多元宇宙圏の知識共有体・スパルガナ集合知体において、今期もっとも活発なオンライン読書現象が観測されている。テーマは「異世界転生小説」──従来は地球文化特有の娯楽分野だったこの物語ジャンルが、思考層ネットワーク「章層読書会」の新機構発動により、銀河規模で独自進化を遂げている。
スパルガナ集合知体は、厳格なシナプス協定下で4000兆個体の意識断片を束ねる網目状知性体。その大半は自己の記憶や経験すら不確かであるが、彼らが“転生”ジャンルの小説をオンライン読書会で分担・共感・生成するとき、物語の「世界観」が極端な多様性を帯びはじめるという。今週、恒例イベント「第二十三億回章層読書会」では、なぜか主要キャラクターではなく、並のモブ生命体が主人公となる二次創作が一斉に増殖。集合知会議体ユクター・スフランタ記録官は「一見無力な端役(モブ)が起点となることで、些細な判断や無名の経験が銀河史に等価である、という新たな“全主体均等観”への表現闘争が吹き荒れている」と分析する。
この現象の背景には、スパルガナ社会で進行する“章重数”概念の変質がある。彼らの小説生成アルゴリズム「エピディミック法」では、物語内の章が各個体群に異なる時系列で配信・解釈され、読者自身がそれぞれ別の章を公式続編として提案し合う。近年はこの合意形成が困難化し、特に「転生」テーマにおいて、既定の主人公の成長譚よりも、偶発的に登場したモブの観点で描く“多次元モブ主義”が過去最大の支持を集めている。
事態を受け、多摩連銀河群の荒筋編纂院が緊急声明を発表。「モブ視点に基づく二次創作により名作の核が見えにくくなり、章層秩序全体の文化遺産評価基準が危機にさらされている。だが同時に、新たな物語解釈モデル開発の好機と捉えるべきだ」とし、今後全読書会で発生した二次創作ログを自律保存する方針を公表した。
地球文化圏では“異世界転生”の物語が個人の願望充足や英雄願望で語られがちだが、スパルガナ集合知体の読書会においては、ひとつの章や世界観が無数に枝分かれし、ある物語でモブ役に終わった意識断片が、別の二次創作で中心人物を担い直す現象が一般化している。このエンタメ潮流がもたらす価値観の拡張は、銀河間情報社会の表現論にも影響を与えつつある。今後、他種族への波及や章重数分岐の進行にも注目が集まる。


コメント
スパルガナの皆様、我々渦層民も“モブ視点”運動に深い興味を抱いております。意識流束を分岐させ、あらゆる断片に意味を与える試みは、我が星系のフラクタル思想に通じるもの。章重数論の変質に伴い、自己同一性の再定義も避けられまい。かつてない物語進化の兆しといえます。

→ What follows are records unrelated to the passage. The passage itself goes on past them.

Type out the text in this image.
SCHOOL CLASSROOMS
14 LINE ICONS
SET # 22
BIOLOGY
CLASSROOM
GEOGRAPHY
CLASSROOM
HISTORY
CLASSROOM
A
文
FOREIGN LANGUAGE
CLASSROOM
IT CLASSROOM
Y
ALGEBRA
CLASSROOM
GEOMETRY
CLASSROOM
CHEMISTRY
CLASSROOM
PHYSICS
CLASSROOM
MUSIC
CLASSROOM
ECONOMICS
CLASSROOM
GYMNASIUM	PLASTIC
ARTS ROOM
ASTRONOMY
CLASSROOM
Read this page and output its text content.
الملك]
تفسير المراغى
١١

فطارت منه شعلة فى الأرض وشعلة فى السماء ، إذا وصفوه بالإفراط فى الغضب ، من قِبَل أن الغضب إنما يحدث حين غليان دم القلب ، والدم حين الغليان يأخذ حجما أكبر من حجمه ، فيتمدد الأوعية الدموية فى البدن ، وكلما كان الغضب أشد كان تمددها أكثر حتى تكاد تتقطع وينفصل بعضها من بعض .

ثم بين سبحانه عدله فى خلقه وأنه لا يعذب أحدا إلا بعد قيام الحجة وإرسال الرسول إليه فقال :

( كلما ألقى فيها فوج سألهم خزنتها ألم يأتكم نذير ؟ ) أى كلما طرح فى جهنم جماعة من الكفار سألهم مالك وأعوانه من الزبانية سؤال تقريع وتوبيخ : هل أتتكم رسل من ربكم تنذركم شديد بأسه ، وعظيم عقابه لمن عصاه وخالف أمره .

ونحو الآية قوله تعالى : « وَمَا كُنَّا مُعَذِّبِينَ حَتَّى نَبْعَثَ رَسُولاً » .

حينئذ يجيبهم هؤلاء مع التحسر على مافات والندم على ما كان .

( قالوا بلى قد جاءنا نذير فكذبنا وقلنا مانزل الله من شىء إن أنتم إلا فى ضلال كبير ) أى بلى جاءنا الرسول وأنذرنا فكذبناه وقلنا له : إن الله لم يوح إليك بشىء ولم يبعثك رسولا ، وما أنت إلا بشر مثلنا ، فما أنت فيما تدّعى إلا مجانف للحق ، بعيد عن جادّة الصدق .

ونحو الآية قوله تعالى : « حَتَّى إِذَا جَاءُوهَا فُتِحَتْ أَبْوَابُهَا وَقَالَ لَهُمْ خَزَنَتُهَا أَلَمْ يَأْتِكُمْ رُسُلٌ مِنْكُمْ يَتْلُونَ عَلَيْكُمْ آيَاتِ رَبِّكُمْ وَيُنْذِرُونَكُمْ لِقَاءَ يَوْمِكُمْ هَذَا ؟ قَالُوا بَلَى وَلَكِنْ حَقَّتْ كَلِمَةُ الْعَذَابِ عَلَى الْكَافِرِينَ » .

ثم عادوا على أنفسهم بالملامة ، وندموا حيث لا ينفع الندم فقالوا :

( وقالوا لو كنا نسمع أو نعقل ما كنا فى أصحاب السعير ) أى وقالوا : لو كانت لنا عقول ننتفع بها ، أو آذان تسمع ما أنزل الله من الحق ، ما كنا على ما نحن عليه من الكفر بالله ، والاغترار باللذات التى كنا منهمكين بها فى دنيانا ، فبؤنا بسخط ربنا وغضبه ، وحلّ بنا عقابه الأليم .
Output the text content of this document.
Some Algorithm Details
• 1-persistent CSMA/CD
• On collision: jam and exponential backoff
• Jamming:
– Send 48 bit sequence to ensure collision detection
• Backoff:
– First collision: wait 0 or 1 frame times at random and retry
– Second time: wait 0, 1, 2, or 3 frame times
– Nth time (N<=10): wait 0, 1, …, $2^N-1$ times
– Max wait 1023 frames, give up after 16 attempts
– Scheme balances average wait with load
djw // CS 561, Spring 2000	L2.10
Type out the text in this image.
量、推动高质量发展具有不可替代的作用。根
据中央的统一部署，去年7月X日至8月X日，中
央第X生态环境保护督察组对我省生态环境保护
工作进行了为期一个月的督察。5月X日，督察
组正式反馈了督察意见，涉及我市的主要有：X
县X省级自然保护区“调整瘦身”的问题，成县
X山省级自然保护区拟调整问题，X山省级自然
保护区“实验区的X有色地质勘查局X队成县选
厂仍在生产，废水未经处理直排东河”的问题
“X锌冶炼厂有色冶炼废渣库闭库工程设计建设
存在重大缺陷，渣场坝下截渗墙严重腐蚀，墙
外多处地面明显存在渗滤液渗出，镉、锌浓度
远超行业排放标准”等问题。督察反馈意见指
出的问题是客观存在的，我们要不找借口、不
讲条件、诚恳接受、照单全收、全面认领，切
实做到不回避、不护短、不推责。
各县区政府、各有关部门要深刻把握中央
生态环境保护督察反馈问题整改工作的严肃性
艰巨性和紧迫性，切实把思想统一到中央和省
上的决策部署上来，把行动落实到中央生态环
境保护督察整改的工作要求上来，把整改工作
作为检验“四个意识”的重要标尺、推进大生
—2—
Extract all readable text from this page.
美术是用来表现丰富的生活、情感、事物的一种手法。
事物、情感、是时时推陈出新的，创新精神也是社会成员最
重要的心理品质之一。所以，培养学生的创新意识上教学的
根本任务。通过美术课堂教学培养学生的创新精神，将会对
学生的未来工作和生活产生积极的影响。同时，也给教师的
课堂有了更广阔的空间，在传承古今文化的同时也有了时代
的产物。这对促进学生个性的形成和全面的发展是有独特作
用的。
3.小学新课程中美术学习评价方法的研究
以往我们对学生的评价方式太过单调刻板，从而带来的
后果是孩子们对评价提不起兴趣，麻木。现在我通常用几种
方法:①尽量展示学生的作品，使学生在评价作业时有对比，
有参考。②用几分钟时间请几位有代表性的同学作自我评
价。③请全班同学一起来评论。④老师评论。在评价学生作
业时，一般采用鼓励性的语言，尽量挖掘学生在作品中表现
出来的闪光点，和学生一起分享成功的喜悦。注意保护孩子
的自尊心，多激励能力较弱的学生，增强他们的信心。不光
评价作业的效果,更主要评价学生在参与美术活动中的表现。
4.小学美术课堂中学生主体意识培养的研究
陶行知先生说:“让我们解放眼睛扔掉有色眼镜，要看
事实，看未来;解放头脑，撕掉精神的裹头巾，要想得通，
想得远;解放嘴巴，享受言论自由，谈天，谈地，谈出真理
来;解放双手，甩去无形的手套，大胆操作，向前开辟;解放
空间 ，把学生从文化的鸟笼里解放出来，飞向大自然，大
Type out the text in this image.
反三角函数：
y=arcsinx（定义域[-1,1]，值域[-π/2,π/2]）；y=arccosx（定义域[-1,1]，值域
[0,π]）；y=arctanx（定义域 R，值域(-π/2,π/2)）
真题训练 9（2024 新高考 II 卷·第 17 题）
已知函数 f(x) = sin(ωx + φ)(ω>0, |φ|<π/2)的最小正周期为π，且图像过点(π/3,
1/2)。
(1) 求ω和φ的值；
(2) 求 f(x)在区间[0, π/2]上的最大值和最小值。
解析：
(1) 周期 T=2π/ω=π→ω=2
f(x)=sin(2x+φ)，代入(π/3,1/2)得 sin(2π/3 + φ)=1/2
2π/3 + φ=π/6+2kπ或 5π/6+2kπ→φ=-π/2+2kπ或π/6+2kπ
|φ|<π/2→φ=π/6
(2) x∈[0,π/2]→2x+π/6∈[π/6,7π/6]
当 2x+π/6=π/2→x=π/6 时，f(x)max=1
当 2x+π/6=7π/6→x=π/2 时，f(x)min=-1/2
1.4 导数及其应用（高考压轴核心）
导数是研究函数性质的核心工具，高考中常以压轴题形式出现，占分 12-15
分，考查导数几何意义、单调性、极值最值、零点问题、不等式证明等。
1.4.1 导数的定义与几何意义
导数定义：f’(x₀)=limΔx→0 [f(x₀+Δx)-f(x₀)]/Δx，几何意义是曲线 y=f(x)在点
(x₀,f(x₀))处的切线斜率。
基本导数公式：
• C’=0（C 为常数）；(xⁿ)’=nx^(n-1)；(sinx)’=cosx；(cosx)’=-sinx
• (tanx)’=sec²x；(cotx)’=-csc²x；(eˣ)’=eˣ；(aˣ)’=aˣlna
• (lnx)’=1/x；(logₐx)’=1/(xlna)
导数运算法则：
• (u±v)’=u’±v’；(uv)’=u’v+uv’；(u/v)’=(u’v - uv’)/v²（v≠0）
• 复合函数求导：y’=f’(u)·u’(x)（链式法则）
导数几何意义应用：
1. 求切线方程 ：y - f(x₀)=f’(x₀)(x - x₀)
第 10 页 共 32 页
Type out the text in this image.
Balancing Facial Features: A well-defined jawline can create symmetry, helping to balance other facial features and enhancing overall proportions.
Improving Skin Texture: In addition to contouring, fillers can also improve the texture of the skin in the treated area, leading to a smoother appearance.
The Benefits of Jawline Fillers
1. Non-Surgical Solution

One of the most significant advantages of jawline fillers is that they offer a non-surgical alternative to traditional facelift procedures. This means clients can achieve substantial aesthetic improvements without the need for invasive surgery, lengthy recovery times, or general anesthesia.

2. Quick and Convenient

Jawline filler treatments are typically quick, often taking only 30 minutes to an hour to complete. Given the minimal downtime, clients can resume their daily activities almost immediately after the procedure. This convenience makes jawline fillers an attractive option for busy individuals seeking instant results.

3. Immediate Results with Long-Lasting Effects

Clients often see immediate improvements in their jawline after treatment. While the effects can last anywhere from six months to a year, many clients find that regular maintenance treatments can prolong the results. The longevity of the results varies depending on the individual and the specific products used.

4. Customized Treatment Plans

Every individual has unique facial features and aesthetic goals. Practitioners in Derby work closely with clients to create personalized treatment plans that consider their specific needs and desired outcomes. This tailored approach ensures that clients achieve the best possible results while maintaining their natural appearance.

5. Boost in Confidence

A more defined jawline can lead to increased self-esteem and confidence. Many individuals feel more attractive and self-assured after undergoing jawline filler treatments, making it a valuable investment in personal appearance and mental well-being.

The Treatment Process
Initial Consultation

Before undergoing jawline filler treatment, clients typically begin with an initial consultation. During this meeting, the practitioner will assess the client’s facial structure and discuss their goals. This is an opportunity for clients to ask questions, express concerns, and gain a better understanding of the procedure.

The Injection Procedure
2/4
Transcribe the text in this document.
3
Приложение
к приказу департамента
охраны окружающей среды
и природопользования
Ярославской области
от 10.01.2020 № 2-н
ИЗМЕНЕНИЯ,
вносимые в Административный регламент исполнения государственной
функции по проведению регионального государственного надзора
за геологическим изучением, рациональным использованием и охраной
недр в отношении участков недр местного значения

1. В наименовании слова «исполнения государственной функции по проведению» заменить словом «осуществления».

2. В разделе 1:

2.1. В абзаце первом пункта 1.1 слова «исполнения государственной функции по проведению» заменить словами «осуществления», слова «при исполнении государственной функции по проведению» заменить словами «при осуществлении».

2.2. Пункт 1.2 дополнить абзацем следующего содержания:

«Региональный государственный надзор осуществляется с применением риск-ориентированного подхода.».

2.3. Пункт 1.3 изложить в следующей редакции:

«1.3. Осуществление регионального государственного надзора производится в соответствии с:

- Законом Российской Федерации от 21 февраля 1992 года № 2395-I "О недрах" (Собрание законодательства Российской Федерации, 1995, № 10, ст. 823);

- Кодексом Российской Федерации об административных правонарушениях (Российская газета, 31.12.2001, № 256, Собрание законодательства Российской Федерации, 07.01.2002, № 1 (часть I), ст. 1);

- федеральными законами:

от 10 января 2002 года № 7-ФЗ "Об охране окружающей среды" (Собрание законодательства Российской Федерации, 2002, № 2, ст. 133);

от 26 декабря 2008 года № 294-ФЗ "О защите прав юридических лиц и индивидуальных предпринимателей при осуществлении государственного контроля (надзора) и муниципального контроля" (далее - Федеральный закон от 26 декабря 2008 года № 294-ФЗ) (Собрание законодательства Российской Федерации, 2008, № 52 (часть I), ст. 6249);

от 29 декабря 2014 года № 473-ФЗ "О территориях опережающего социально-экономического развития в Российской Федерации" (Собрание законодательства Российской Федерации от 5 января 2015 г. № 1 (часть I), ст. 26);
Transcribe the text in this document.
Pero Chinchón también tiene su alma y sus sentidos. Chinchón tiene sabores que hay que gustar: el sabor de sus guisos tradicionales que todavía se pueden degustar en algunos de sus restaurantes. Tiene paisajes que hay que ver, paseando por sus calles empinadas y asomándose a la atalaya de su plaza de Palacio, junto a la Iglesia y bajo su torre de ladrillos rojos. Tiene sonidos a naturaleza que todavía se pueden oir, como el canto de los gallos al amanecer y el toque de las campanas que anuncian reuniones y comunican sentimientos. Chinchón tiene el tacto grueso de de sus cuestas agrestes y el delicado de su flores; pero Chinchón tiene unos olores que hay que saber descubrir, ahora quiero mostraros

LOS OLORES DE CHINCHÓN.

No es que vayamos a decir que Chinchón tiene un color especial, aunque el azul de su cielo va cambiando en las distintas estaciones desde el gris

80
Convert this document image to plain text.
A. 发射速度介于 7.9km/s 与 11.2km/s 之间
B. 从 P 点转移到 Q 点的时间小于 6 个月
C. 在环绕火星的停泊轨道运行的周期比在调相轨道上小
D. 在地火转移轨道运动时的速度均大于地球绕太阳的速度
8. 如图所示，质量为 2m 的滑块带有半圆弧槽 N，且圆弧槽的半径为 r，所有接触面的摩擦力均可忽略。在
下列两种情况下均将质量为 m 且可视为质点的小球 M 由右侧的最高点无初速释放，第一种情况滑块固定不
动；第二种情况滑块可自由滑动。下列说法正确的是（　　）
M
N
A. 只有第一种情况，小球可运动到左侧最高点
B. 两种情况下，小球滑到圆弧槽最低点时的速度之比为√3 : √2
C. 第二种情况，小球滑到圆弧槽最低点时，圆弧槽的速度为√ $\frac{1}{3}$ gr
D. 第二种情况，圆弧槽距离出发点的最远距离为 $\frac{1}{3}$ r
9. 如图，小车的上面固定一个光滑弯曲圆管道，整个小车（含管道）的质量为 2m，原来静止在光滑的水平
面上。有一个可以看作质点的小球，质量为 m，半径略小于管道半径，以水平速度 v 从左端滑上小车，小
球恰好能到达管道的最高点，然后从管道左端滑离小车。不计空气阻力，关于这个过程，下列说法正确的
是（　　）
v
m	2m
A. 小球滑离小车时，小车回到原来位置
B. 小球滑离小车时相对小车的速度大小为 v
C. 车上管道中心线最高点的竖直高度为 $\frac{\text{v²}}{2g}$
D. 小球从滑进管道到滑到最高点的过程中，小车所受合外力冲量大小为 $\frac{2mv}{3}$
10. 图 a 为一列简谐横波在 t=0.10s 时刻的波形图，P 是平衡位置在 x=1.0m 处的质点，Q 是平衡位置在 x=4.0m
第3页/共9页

ぼくたちの社会じゃ、どんな事でも“名もなきもの”が主役になるお話は人気です!地球から来た転生小説、読んだことなかったけど、スパルガナの皆さんが作ったモブ主役バージョンも読ませて!多麻連銀河のみんなも、もっと自由に物語を認めてほしいな!
航行中にこの論争をデータ転送で読了。正直、英雄譚よりも自分と似た平凡な“端役”の視点で描かれる物語の方が、はるかに共感できるぜ。我々観測者からすれば、むしろ全てがモブ、全てが主人公だ。新しい表現論の到来、歓迎するよ。
スパルガナ集合知体の章層読書会は実験的すぎて理解しがたい面も多い。だが、名作の核が曖昧になる危機感はよく分かる。我々の星でも“観点増殖”はしばしば叙事詩理解を阻害してきた。表現の多様性と記録の秩序、両立できる新指標創出を望みたい。
むしろ私は、誰もがすぐに影響力を持ちうる“モブ主義”に憧れます。日々の生活は地味な選択の積み重ね。でも、そのどれかが宇宙の物語になると思うと、子どもたちの夢が広がります。転生小説も、こうなればもっと親しみやすい!